Sure, he is a rake who has an impulse control problem. Sure, she flashed him – was it in or just near the Oval Office? And yes, members of Clinton’s administration did the best they could to brand her as unbalanced, a stalker and worse. If you remember the politics of the time, which had been redefined for all to see by the Clarence Thomas/Anita Hill debate and the scandal surrounding now former U.S. Sen. Bob Packwood, none of that was supposed to matter. A relationship between a boss and an employee, between an authority figure and a person subordinate to him or her, is a power relationship; therefore, whatever else it might have been, it could not have been consensual.

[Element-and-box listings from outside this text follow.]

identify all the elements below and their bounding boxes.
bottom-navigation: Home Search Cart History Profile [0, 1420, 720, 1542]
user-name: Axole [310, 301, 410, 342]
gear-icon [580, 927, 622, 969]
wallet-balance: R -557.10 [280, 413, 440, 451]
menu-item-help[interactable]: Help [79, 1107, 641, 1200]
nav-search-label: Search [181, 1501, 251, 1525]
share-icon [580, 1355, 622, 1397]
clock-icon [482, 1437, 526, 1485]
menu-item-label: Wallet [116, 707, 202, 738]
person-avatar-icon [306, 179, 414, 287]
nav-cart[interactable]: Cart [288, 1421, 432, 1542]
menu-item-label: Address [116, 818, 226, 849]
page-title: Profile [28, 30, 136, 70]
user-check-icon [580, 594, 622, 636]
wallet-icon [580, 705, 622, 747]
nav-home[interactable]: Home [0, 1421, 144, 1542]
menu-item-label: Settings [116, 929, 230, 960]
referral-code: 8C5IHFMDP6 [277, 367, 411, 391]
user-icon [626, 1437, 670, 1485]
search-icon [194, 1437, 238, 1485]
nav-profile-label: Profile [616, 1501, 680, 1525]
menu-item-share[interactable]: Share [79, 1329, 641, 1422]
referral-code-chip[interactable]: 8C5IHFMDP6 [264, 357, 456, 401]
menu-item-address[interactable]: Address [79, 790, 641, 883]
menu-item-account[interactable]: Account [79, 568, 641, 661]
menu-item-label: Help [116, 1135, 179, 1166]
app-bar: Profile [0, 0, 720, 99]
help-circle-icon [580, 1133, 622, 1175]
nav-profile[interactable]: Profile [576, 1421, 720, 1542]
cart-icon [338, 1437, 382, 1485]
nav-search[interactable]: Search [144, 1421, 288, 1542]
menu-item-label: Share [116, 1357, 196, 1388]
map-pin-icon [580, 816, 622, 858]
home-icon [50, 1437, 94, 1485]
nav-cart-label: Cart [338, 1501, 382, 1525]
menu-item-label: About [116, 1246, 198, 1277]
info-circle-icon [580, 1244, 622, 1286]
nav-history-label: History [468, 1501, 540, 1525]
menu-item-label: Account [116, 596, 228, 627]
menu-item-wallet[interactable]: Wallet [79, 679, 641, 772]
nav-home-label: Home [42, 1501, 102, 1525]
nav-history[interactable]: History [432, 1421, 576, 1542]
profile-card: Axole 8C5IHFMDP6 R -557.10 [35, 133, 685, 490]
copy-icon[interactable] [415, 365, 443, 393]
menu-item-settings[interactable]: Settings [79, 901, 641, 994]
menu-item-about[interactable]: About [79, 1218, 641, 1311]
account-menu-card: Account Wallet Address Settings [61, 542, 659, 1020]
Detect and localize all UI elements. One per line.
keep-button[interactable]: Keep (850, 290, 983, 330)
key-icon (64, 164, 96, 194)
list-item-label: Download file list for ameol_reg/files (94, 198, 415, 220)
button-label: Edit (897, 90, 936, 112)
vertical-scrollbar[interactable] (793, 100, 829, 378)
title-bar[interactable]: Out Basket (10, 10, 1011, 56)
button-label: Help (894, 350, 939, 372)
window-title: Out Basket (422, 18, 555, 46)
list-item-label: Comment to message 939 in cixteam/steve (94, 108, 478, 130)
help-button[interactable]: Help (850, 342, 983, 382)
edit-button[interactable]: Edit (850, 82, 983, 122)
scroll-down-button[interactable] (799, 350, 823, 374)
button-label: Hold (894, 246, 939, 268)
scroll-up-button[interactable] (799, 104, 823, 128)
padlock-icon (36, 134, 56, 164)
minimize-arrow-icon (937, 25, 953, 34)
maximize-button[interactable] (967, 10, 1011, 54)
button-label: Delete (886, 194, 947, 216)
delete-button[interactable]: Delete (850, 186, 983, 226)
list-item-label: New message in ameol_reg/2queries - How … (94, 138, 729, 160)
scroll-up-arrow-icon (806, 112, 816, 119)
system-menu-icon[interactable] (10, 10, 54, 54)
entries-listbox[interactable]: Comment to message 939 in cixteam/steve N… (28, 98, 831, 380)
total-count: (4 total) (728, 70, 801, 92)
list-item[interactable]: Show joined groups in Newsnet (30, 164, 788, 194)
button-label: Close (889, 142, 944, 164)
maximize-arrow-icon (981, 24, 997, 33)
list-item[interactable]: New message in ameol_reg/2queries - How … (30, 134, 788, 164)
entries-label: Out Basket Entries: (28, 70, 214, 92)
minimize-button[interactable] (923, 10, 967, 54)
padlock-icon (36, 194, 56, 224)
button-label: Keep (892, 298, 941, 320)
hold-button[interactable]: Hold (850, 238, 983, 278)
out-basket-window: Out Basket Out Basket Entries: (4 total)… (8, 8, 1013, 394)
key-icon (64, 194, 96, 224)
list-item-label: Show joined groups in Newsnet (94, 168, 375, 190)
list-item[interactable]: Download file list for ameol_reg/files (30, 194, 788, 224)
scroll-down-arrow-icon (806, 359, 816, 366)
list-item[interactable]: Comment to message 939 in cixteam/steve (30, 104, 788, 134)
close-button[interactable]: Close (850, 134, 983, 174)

The fact of power, that one party has it and the other does not, bends the curve. At least that is what the feminist nanny goats who objected to the behavior of men in powerful positions had us all believing at the time. The presence of “power” removes the possibility of consent from any relationship like the one that occurred between Clinton and Lewinsky, we were told over and over again before that particular scandal broke, because, at some level, the consent was necessarily coerced. Just like his well-documented request, still disputed by Clinton loyalists, that a female state employee provide him with sexual gratification in a Little Rock hotel suite after she was escorted to it and him by an Arkansas state patrolman.

Lewinsky apparently believes she consented to what went on between them but, again according to the new sexual standards that had been established by the feminist movement, she was merely deluding herself. That she may have understood that may also explain, in part, why she kept the infamous stained blue dress that eventually made headlines once its existence was revealed on The Drudge Report website. She knew instinctively that she’d eventually need evidence of their affair.

[See a collection of political cartoons on Congress.]

This is the sticking point, one that those in the GOP who argued for impeachment and for other sanctions could never quite make clear through the fog of disinformation emanating from the Clinton media defense squad. Once the rules concerning workplace relationships were redefined, the Republicans, like it or not, made an obvious attempt to live by them. Therefore, when the president was caught violating those rules, it was necessary to subject him to sanction. That’s how the rule of law works: It must apply to all persons equally in order for it to stand up and for the rest of us to avoid being drawn into a tyranny governed by emotions and expediency.

Attempts to rewrite history are always interesting, and no less so in this case. There are those who will no doubt argue it is to Hillary Clinton’s benefit to have the story rehashed and respun so she can avoid talking about it if and when she runs for president herself in 2016. An extramarital affair is a lot easier to explain away as inconsequential than a flagrant abuse of power which, according to the old rules, is what Mr. Clinton committed by his seduction of Lewinsky. If the rules have in fact changed, it would be helpful for someone to let the rest of us know.